Ms Anderson's report stated that "generally" police investigations into the attacks were prompt and thorough, resulting in a number of convictions.

It also found a number of instances where they obtained information from informants which disrupted the UDA and "may have saved lives".

The worst of the attacks was at The Rising Sun bar in the village of Greysteel in County Londonderry in October 1993, which left eight people dead - seven Catholics and one Protestant.

Image source, Pacemaker
Image caption,
The killings in Greysteel happened a week after the Shankill bombing as people were celebrating Halloween

One of the gunmen shouted "trick or treat" before he opened fire.

It was in retaliation for the IRA's Shankill bombing a week earlier.

The report stated that while it was predicted UDA activity would escalate in response to the bombing, there "was no specific intelligence that the North West UDA was planning an attack".

PSNI Deputy Chief Constable Mark Hamilton said: "The peace process has changed the context for policing.

"The Police Service of Northern Ireland now have greatly improved policies and procedures which guide our response to potential threats and how we approach criminal investigations and the management of intelligence.

"These policies and procedures are firmly embedded in principles of the Human Rights Acts 1998. We welcome the fact that the ombudsman has recognised these positive developments in her report.

"The Police Service of Northern Ireland remains firmly committed to bringing those responsible for these murders to justice.

"We appeal to the community for information that will assist our Legacy Investigation Branch detectives in their investigations.

Solicitor Niall Murphy, whose firm represents some of the families involved, said: "Regretfully, it is of no surprise and confirms and validates complaints and concerns the families have had for decades.
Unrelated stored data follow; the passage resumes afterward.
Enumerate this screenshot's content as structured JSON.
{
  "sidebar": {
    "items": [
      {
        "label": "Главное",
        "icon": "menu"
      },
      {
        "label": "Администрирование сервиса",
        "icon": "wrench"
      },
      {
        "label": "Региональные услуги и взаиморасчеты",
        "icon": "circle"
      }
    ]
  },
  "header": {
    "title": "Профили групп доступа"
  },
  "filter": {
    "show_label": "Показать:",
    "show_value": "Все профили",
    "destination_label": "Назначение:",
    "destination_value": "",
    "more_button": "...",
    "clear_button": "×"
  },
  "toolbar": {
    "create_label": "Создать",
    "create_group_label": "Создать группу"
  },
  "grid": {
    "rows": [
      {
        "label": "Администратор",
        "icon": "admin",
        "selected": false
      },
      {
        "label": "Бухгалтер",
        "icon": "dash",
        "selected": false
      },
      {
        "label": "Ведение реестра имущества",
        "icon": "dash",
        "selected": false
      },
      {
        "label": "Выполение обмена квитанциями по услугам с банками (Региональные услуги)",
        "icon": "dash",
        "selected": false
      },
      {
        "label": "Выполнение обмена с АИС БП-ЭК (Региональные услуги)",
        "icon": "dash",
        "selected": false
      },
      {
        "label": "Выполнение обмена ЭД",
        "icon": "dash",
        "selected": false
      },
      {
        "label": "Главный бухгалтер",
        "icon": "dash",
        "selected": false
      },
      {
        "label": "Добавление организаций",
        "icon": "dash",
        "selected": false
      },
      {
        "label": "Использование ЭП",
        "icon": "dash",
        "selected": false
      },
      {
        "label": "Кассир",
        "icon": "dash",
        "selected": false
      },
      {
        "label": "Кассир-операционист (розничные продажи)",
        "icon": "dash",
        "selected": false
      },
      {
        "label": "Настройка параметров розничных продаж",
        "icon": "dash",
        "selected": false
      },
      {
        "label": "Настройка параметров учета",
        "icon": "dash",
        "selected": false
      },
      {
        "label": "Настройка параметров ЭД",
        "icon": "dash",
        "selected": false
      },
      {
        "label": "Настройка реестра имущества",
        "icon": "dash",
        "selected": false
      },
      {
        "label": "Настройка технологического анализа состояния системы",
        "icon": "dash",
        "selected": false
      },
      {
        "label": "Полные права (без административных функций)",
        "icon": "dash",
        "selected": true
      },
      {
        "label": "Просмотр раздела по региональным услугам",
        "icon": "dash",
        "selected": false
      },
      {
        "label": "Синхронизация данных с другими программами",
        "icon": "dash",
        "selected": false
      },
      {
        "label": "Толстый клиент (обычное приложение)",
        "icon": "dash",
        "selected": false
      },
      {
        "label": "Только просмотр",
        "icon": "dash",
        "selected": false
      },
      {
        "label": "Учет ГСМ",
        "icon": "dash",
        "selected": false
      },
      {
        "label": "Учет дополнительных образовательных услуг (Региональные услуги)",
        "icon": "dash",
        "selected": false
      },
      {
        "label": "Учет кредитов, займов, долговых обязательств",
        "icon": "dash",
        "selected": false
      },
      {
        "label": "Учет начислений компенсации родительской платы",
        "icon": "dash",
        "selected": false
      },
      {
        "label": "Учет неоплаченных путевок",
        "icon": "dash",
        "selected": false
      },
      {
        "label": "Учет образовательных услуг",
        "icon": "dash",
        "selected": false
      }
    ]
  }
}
"This report should not be read in a vacuum but should be read in a sequence of public statements that confirm the policy of collusion was a systemic state policy," he told the BBC's Good Morning Ulster.
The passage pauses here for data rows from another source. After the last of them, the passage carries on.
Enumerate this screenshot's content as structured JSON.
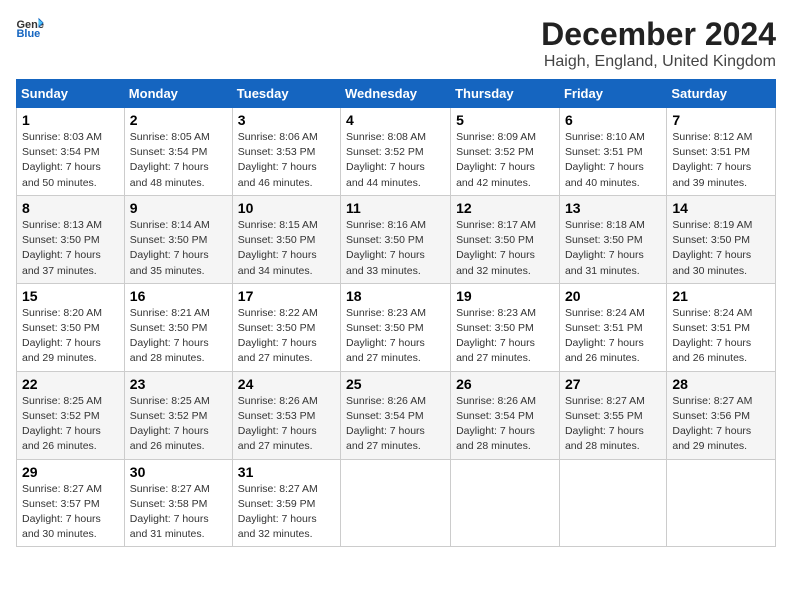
{
  "logo": {
    "text_general": "General",
    "text_blue": "Blue"
  },
  "title": "December 2024",
  "location": "Haigh, England, United Kingdom",
  "days_of_week": [
    "Sunday",
    "Monday",
    "Tuesday",
    "Wednesday",
    "Thursday",
    "Friday",
    "Saturday"
  ],
  "weeks": [
    [
      {
        "day": 1,
        "sunrise": "8:03 AM",
        "sunset": "3:54 PM",
        "daylight": "7 hours and 50 minutes."
      },
      {
        "day": 2,
        "sunrise": "8:05 AM",
        "sunset": "3:54 PM",
        "daylight": "7 hours and 48 minutes."
      },
      {
        "day": 3,
        "sunrise": "8:06 AM",
        "sunset": "3:53 PM",
        "daylight": "7 hours and 46 minutes."
      },
      {
        "day": 4,
        "sunrise": "8:08 AM",
        "sunset": "3:52 PM",
        "daylight": "7 hours and 44 minutes."
      },
      {
        "day": 5,
        "sunrise": "8:09 AM",
        "sunset": "3:52 PM",
        "daylight": "7 hours and 42 minutes."
      },
      {
        "day": 6,
        "sunrise": "8:10 AM",
        "sunset": "3:51 PM",
        "daylight": "7 hours and 40 minutes."
      },
      {
        "day": 7,
        "sunrise": "8:12 AM",
        "sunset": "3:51 PM",
        "daylight": "7 hours and 39 minutes."
      }
    ],
    [
      {
        "day": 8,
        "sunrise": "8:13 AM",
        "sunset": "3:50 PM",
        "daylight": "7 hours and 37 minutes."
      },
      {
        "day": 9,
        "sunrise": "8:14 AM",
        "sunset": "3:50 PM",
        "daylight": "7 hours and 35 minutes."
      },
      {
        "day": 10,
        "sunrise": "8:15 AM",
        "sunset": "3:50 PM",
        "daylight": "7 hours and 34 minutes."
      },
      {
        "day": 11,
        "sunrise": "8:16 AM",
        "sunset": "3:50 PM",
        "daylight": "7 hours and 33 minutes."
      },
      {
        "day": 12,
        "sunrise": "8:17 AM",
        "sunset": "3:50 PM",
        "daylight": "7 hours and 32 minutes."
      },
      {
        "day": 13,
        "sunrise": "8:18 AM",
        "sunset": "3:50 PM",
        "daylight": "7 hours and 31 minutes."
      },
      {
        "day": 14,
        "sunrise": "8:19 AM",
        "sunset": "3:50 PM",
        "daylight": "7 hours and 30 minutes."
      }
    ],
    [
      {
        "day": 15,
        "sunrise": "8:20 AM",
        "sunset": "3:50 PM",
        "daylight": "7 hours and 29 minutes."
      },
      {
        "day": 16,
        "sunrise": "8:21 AM",
        "sunset": "3:50 PM",
        "daylight": "7 hours and 28 minutes."
      },
      {
        "day": 17,
        "sunrise": "8:22 AM",
        "sunset": "3:50 PM",
        "daylight": "7 hours and 27 minutes."
      },
      {
        "day": 18,
        "sunrise": "8:23 AM",
        "sunset": "3:50 PM",
        "daylight": "7 hours and 27 minutes."
      },
      {
        "day": 19,
        "sunrise": "8:23 AM",
        "sunset": "3:50 PM",
        "daylight": "7 hours and 27 minutes."
      },
      {
        "day": 20,
        "sunrise": "8:24 AM",
        "sunset": "3:51 PM",
        "daylight": "7 hours and 26 minutes."
      },
      {
        "day": 21,
        "sunrise": "8:24 AM",
        "sunset": "3:51 PM",
        "daylight": "7 hours and 26 minutes."
      }
    ],
    [
      {
        "day": 22,
        "sunrise": "8:25 AM",
        "sunset": "3:52 PM",
        "daylight": "7 hours and 26 minutes."
      },
      {
        "day": 23,
        "sunrise": "8:25 AM",
        "sunset": "3:52 PM",
        "daylight": "7 hours and 26 minutes."
      },
      {
        "day": 24,
        "sunrise": "8:26 AM",
        "sunset": "3:53 PM",
        "daylight": "7 hours and 27 minutes."
      },
      {
        "day": 25,
        "sunrise": "8:26 AM",
        "sunset": "3:54 PM",
        "daylight": "7 hours and 27 minutes."
      },
      {
        "day": 26,
        "sunrise": "8:26 AM",
        "sunset": "3:54 PM",
        "daylight": "7 hours and 28 minutes."
      },
      {
        "day": 27,
        "sunrise": "8:27 AM",
        "sunset": "3:55 PM",
        "daylight": "7 hours and 28 minutes."
      },
      {
        "day": 28,
        "sunrise": "8:27 AM",
        "sunset": "3:56 PM",
        "daylight": "7 hours and 29 minutes."
      }
    ],
    [
      {
        "day": 29,
        "sunrise": "8:27 AM",
        "sunset": "3:57 PM",
        "daylight": "7 hours and 30 minutes."
      },
      {
        "day": 30,
        "sunrise": "8:27 AM",
        "sunset": "3:58 PM",
        "daylight": "7 hours and 31 minutes."
      },
      {
        "day": 31,
        "sunrise": "8:27 AM",
        "sunset": "3:59 PM",
        "daylight": "7 hours and 32 minutes."
      },
      null,
      null,
      null,
      null
    ]
  ]
}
He added that the report was a "significant body of evidence" that he would reflect intently on and consult with his clients as to what was the next step.
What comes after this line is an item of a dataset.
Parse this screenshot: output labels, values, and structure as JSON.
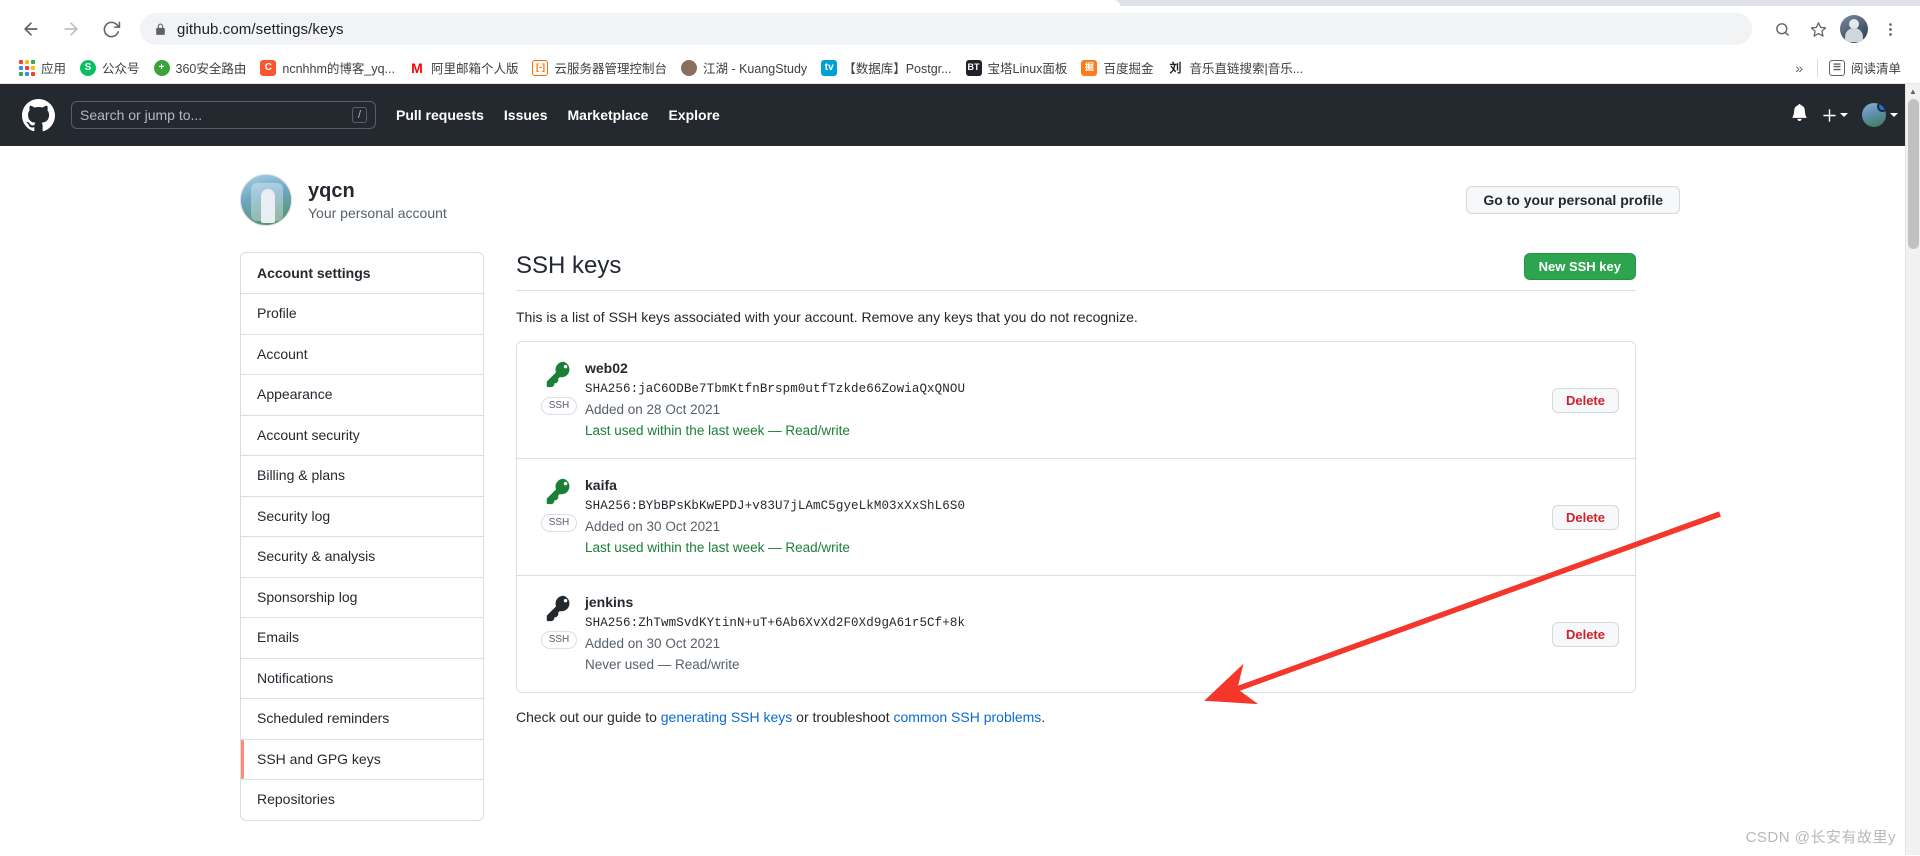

"I suspect in the fullness of time there may be a coherent call for a public inquiry into how our society was policed in the late 80s and early 90s," he said.

'Blatant disregard for life'

The UFF claimed responsibility for the 1991 gun attack which killed Patrick Shanaghan in Castlederg, County Tyrone.

His family have welcomed some aspects of the ombudsman's report which said that their concerns about collusion in regards to his death were "legitimate and justified".

The report touched on the fact that a police officer had prevented a local doctor from giving Mr Shanaghan medical treatment at the scene of the shooting.

However, the family was also critical that the ombudsman was not able to deal with their claims that in the lead up to his killing, Mr Shanaghan had been subjected to harassment and death threats from police officers.

In a statement, the family said, "What is most distressing for us was the blatant disregard the police had for Patrick's life and the inexcusable refusal of police to allow medical assistance for Patrick after he was shot.

"As in life, Patrick was in death, denied the most basic of human rights."